Our next stop was the city of fishes-Madhubani. Amazing scenic beauty welcomed us and the greenery soothed our eyes. The land famous for its paintings is at present suffering from severe power shortage. Artists here, find it difficult to continue with this legacy of artistic heritage as their daily schedule comes to a halt as soon as the sun sets. People here start their day with the break of the dawn and cannot do much later in the day as there is no resource available for them to continue with their work.

A play was staged in the village chowk (square) under a solar street light, which incidentally is the only light in the village and that too next to the mukhiya's house. We were a bit sceptical if we would have any audience but in no time the entire village turned up at the chowk (around 200 people). All of them thoroughly enjoyed the play and so did our theatre group.
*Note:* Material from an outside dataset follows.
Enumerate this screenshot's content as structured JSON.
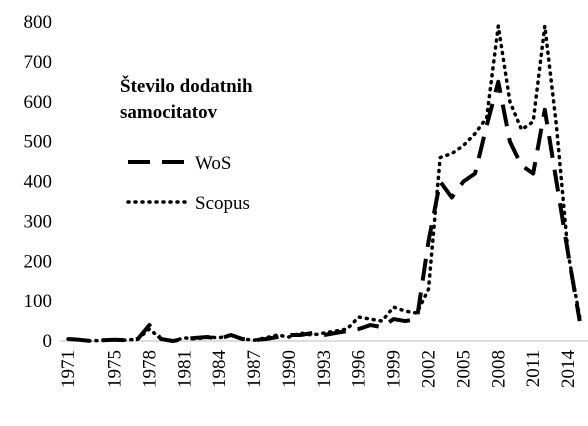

We finished dinner at around 11:30 and launched a few sky lanterns.

The event in Madhubani was supported by Sakhi, an organisation which works for the upliftment of women and also promotes fish farming. The event started with the lightning of the lamp as a symbol of enlightenment and a hope that renewable energy would lighten up the lives of the people.

Important dignitaries from the development sector were part of the programme and the most important member of the event was the 80 year old, Mrs Godavari Dutta. She has also been honoured by the Rashtrapati Award for her excellence in painting, social welfare and development. Even at the age of 80 she paints, though with some difficulty.

Despite her bad health she came for the programme as she saw it as the beginning of a new era for a place which has lived with darkness for a very long time now. According to her, the problem of electricity is so huge especially in a country like India which faces nine months of terrible heat.

The audience mostly comprised of women whose main source of livelihood was through the medium of these paintings. Some of them shared their problems and expressed hope that Greenpeace’s Urja Kranti would bring a change in their lives. The performance by the theatre yatris was full of energy and the audience had a good time.

Greenpeace was also presented with a Madhubani painting which depicted the various uses of renewable energy. The painting completely lived up to the description of being immensely precise and expressive.

Urja Kranti has been instrumental in bringing about awareness among people. The hope and enthusiasm can be seen with people coming in and voting for the pledge to demand their rights and ask for clean and uninterrupted energy. They want to preserve their rich heritage and live peacefully under the roof of a clean and safe environment.